Der Gegenwind war groß, vor allem Mütter empörten sich über die Ausführungen der kinderlosen Autorin. Kinderlosigkeit polarisiert – und sie hat viele Gesichter. Seit Jahren sinkt die Geburtenrate in ganz Europa, in Österreich wurden 2019 um 583 Kinder weniger geboren als im Jahr zuvor. Dies sei laut Österreichischem Institut für Familienforschung vor allem auf den Rückgang der Mehrkindfamilien zurückzuführen. In Italien kamen 2019 so wenige Babys wie zuletzt während des Ersten Weltkriegs zur Welt – eine Tendenz, die sich durch die Covid-19-Pandemie wohl noch verstärken wird.

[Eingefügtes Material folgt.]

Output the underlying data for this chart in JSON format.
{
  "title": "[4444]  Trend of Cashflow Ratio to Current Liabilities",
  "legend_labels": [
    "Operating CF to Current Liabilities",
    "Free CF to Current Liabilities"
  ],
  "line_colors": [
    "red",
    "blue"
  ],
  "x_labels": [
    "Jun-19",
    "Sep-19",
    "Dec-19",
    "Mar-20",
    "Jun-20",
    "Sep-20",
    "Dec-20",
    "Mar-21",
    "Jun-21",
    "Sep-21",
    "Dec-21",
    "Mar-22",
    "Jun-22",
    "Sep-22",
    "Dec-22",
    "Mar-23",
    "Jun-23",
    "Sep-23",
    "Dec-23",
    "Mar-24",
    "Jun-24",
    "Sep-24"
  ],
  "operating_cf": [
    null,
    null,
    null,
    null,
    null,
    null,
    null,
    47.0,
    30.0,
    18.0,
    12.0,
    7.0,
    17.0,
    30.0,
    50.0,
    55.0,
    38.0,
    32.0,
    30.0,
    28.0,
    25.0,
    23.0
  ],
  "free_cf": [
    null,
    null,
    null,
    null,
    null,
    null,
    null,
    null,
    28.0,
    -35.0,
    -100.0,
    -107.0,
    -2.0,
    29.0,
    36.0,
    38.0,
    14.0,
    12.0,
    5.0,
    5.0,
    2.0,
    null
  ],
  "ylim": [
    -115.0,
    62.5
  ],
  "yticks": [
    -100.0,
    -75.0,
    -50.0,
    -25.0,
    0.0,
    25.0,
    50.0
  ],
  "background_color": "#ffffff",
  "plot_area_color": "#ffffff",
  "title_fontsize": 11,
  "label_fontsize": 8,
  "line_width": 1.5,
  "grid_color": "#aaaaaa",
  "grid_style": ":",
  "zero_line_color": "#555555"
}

Eines eint Mütter und kinderfreie Frauen: Zu oft müssen sie sich für ihre Lebensentwürfe rechtfertigen. Zwei Frauen berichten, warum sie trotzdem nichts bereuen.
"Stehen erst am Anfang der Katastrophe"
Alexandra (28). Ihr Freund und sie sind sich einig: Kinder werden in ihrem gemeinsamen Leben kein Thema sein. "Ich hatte noch nie einen Kinderwunsch und kann mir aus jetziger Sicht nicht vorstellen, meine Meinung jemals zu ändern", sagt die Mittzwanzigerin. Dabei spielt vor allem ihr Wunsch nach unabhängiger Freizeitgestaltung – Reisen und Sporteln – eine Rolle. "Ich möchte viel von der Welt sehen und ungebunden sein. Mit einem Kind hätte ich das Gefühl, vieles zu verpassen."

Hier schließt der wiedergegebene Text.